XPOSED International Queer Film Festival 2013

"Wir müssen Normen lustvoll unterwandern"


Programmleiter Michael Stütz

Programmleiter Michael Stütz

Vom 30. Mai bis zum 1. Juni geht das XPOSED International Queer Film Festival nun in die achte Runde und entführt seine Zuschauer dieses Mal schwerpunktmäßig in die österreichische Underground- und Experimentalfilmwelt. Michael Stütz, selbst Österreicher und mitverantwortlich für die diesjährige Programmauswahl, erzählt im Interview von queeren Grenzen und Entgrenzungen, Körperlichkeit als Ursprung politischer Ästhetik und dem Anspruch, normative Kinokonventionen spielerisch aufzubrechen.

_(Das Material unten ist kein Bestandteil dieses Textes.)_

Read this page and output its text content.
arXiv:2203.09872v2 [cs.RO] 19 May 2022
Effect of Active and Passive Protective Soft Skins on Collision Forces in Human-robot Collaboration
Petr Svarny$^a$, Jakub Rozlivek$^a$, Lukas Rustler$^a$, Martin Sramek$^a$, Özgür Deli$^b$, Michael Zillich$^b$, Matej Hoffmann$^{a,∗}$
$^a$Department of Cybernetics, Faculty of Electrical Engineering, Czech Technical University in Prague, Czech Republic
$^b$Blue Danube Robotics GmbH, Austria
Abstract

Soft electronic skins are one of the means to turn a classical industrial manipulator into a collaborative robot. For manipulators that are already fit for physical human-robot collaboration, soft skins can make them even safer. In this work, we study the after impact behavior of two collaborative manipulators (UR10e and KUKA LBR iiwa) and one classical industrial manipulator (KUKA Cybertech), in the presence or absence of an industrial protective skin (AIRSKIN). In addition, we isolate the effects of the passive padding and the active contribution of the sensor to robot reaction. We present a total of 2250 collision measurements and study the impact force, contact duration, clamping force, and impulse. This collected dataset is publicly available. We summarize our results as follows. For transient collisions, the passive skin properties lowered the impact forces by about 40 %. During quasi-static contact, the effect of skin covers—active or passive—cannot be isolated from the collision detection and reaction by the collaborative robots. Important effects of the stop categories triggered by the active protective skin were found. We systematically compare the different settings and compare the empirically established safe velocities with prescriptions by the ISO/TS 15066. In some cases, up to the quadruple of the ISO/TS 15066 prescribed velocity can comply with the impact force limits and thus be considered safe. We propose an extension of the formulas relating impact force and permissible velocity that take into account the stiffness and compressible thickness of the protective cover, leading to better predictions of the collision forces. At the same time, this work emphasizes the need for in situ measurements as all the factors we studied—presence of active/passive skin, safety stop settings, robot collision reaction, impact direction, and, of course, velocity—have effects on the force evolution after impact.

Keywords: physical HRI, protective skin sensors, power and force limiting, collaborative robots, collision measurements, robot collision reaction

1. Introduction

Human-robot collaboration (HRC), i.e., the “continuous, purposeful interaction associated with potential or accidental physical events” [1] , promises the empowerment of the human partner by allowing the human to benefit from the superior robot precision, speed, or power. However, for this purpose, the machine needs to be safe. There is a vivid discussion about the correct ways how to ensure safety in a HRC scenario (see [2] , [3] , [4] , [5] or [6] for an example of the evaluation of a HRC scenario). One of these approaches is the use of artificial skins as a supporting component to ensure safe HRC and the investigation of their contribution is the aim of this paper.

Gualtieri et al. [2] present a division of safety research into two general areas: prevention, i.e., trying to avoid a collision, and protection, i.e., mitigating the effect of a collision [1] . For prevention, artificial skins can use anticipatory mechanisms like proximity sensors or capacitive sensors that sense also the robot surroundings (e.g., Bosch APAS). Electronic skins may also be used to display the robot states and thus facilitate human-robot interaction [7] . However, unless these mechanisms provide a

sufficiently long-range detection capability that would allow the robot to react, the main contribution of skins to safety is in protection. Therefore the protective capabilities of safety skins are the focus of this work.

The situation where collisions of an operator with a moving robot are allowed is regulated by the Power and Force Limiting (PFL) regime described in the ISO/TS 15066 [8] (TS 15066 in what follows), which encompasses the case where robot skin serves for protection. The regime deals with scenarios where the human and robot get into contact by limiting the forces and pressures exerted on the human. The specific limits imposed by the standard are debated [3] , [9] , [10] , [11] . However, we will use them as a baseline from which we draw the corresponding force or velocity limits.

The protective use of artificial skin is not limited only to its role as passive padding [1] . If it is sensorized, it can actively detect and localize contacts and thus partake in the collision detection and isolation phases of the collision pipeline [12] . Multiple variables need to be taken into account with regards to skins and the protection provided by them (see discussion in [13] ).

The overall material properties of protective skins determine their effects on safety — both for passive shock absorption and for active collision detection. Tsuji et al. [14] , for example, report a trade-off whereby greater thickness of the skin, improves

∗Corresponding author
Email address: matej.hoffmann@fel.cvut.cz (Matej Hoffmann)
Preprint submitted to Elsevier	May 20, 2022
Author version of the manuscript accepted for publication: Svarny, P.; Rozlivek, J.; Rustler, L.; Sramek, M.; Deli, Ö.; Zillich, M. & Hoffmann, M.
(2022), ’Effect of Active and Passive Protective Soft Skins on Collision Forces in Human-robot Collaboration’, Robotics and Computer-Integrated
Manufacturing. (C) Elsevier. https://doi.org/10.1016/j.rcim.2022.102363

Im letzten Jahr lag beim XPOSED der Schwerpunkt auf Nahost-Beiträgen, was mit einer vermehrten Thematisierung von Gender, Menschenrecht und Diskriminierung einherging. In diesem Jahr fokussiert ihr nun auf Österreich und euer Konzept klingt nach einer wilden, glamourösen, oft provokanten und zuweilen auch zukunftsutopischen Reise durch die Queerkultur. Wie kam es zu diesem Shift bei der Programmauswahl?
Die Idee entstand völlig spontan Ende letzten Sommer. Wir waren uns sehr früh darüber klar, dass der Programmschwerpunkt 2013 in eine ganz andere, eher experimentellere Richtung gehen sollte. Die Lust auf ein kuratorisches Abenteuer war groß, genauso wie der Wunsch ein Programm zusammenzustellen, das aufregend und provokant ist und die Lust am Ungewöhnlichen stillt. So kamen wir auf Österreich. Zugegeben, das Land ist nicht bekannt für seinen großen Output an Filmen, die für uns relevant sein könnten, jedoch waren wir uns der großen und kreativen Experimentalfilmszene bewusst. Und für diese Arbeit wurden wir mehr als belohnt. Ich muss sagen, dieses Programm zusammenzustellen war eine großartige Erfahrung und wir freuen uns sehr, dies mit dem Publikum und den Filmemachern zu teilen.

Wie habt ihr die Idee für den diesjährigen Trailer entwickelt? Schon im Trailer der letzten Ausgabe schien euch besonders die Darstellung, Fragmentierung und künstlerische Auseinandersetzung mit dem menschlichen Körper zu interessieren. Welche Rolle spielt Körperlichkeit im queeren Diskurs?
Wir können uns wahnsinnig glücklich schätzen, eine so talentierte Künstlerin wie Marion Habringer zur Seite zu haben, die sich verantwortlich für das Plakat und den grandiosen Trailer zeichnet. Der ganze Ruhm gebührt hier wirklich ihr. Die Filme standen zu dem Zeitpunkt bereits fest, Marion hat sich dann damit auseinandergesetzt und das Ergebnis kann man ja nun bewundern. Aber es war von Anfang an klar, dass wir den Körper wieder ins Zentrum rücken wollen. Das Spiel mit den Farben und Flüssigkeiten, das der Trailer aufgreift, ist eine klare Referenz an die Filme, aber auch an die Wiener Aktionisten wie Günter Brus. Bei deren Aktionen wurden der menschliche Körper und Sexualität bereits auf provokante Weise in den Mittelpunkt gestellt. Körperlichkeit ist ein zentraler Punkt für mich im queeren Diskurs. Wir werden ja ständig konfrontiert mit medialen Bildern von Körpern, Sexualität und Identität. Im Mainstream und gesellschaftlichen Alltag sind die Grenzen meist noch sehr eng gesteckt und es werden eher Klischees und Rollenbilder verstärkt, als kritisch hinterfragt. Davon abgesehen wird der weibliche Körper immer noch stark objektiviert und sexualisiert, und das ist in den meisten Fällen an den männlichen, heterosexuell-voyeuristischen Blick gekoppelt. Es ist daher enorm wichtig, sich mit filmischen Exkursen auseinanderzusetzen, die eben genau diese Bilder dekonstruieren und Machtstrukturen brechen, mag es durch den Einsatz des Körpers oder aber auch durch die Bearbeitung alten filmischen Materials sein. Es muss Raum gemacht werden für Ambiguitäten. Es muss experimentiert werden, die Normen müssen hinterfragt und lustvoll unterwandert werden.